LA STAMPELLA DELL’ANIMA – Avvocato milanese, classe 1955, Giuseppe Iannaccone inizia a collezione opere d’arte all’inizio degli anni Novanta (nel 1992 acquista il suo primo dipinto). “A trent’anni, su suggerimento di un amico, cominciati a girare fra musei e gallerie per staccare dal lavoro […] l’arte era la compensazione di qualcosa che mi mancava dentro, la stampella dell’anima” racconta Iannaccone. Ogni artista presente in mostra è per lui come un amico di vecchia data di cui conosce la storia, il carattere, le debolezze, i sogni. Parlando del percorso espositivo in scena alla Triennale, Iannaccone ci ha tenuto a sottolineare come questa raccolta tracci le sue radici nell’arte e riveli quello che cerca in un’opera “l’esaltazione lirica della persona, dei suoi sentimenti e delle sue sofferenze”

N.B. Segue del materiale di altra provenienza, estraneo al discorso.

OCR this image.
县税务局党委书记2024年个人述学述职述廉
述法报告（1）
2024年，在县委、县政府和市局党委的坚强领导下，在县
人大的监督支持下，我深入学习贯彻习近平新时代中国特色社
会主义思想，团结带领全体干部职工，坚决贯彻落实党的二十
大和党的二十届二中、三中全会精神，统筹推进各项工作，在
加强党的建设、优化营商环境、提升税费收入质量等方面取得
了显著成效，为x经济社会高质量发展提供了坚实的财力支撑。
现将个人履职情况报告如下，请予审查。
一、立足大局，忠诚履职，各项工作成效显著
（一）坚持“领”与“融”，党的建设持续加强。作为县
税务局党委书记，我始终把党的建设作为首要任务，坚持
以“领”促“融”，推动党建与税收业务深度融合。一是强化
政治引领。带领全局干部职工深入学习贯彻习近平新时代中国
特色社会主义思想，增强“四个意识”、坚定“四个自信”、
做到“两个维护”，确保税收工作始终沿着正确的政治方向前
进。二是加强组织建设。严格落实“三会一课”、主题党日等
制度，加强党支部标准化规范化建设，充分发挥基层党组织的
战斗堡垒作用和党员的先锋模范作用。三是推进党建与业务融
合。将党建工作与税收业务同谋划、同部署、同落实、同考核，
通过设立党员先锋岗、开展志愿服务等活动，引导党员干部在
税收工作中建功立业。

L’ESPOSIZIONE – Il percorso espositivo, partendo da “L’attesa” di Ottone Rosai, si articola in nuclei tematici che raggruppano opere di artisti che hanno gravitato attorno a specifiche scuole e movimenti o che semplicemente hanno condiviso momenti ed esperienze. Si comincia con la “Scuola di via Cavour” che ricolloca al centro della propria ricerca l’uomo. Tra gli artisti presenti in questa sezione Mafai, Raphaël e Scipione (reali promotori del gruppo romano), ma anche Pirandello, Guttuso e Ziveri che, insieme ai primi, furono originali protagonisti del rinnovamento pittorico tra le due guerre. Il percorso prosegue con un’opera di Tullio Garbari che apre alla sezione dei “Sei di Torino”, gruppo formatosi alla fine degli anni Venti presso lo studio di pittura di Felice Casorati. I soggetti ritratti dai sei (Jessie Boswell, Gigi Chessa, Nicola Galante, Carlo Levi, Francesco Menzio) rivelano una predilezione per la sfera quotidiana e per il mondo degli affetti. A seguire la sezione del “Chiarismo lombardo” in cui sono esposte, tra le altre, opere di Angelo Del Bon, Francesco de Rocchi e Adriano di Spilimbergo. Lo snodo di questo percorso è segnato dalla sala interamente dedicata alle opere di Renato Birolli. Proprio questa sala anticipa l’esperienza di “Corrente”, rivista quindicinale fondata a Milano da Ernesto Treccani. Attorno al periodico si costituisce l’omonimo movimento artistico e intellettuale fatto di artisti, poeti, scrittori e filosofi. Il percorso prosegue con un focus su Filippo De Pisis. I soggetti prediletti da De Pisis sono i fiori e le nature morte, in cui riesce a fissare, con immediatezza, le emozioni che gli trasmettono gli oggetti, anche quelli più umili e fragili, cui affida la sua viva e intima visione esistenzialista della realtà. A chiudere la mostra, “Il Caffeuccio Veneziano” di Emilio Vedova che “che con la sua fattura ruvida e l’atmosfera irrespirabile segna un punto di non ritorno”.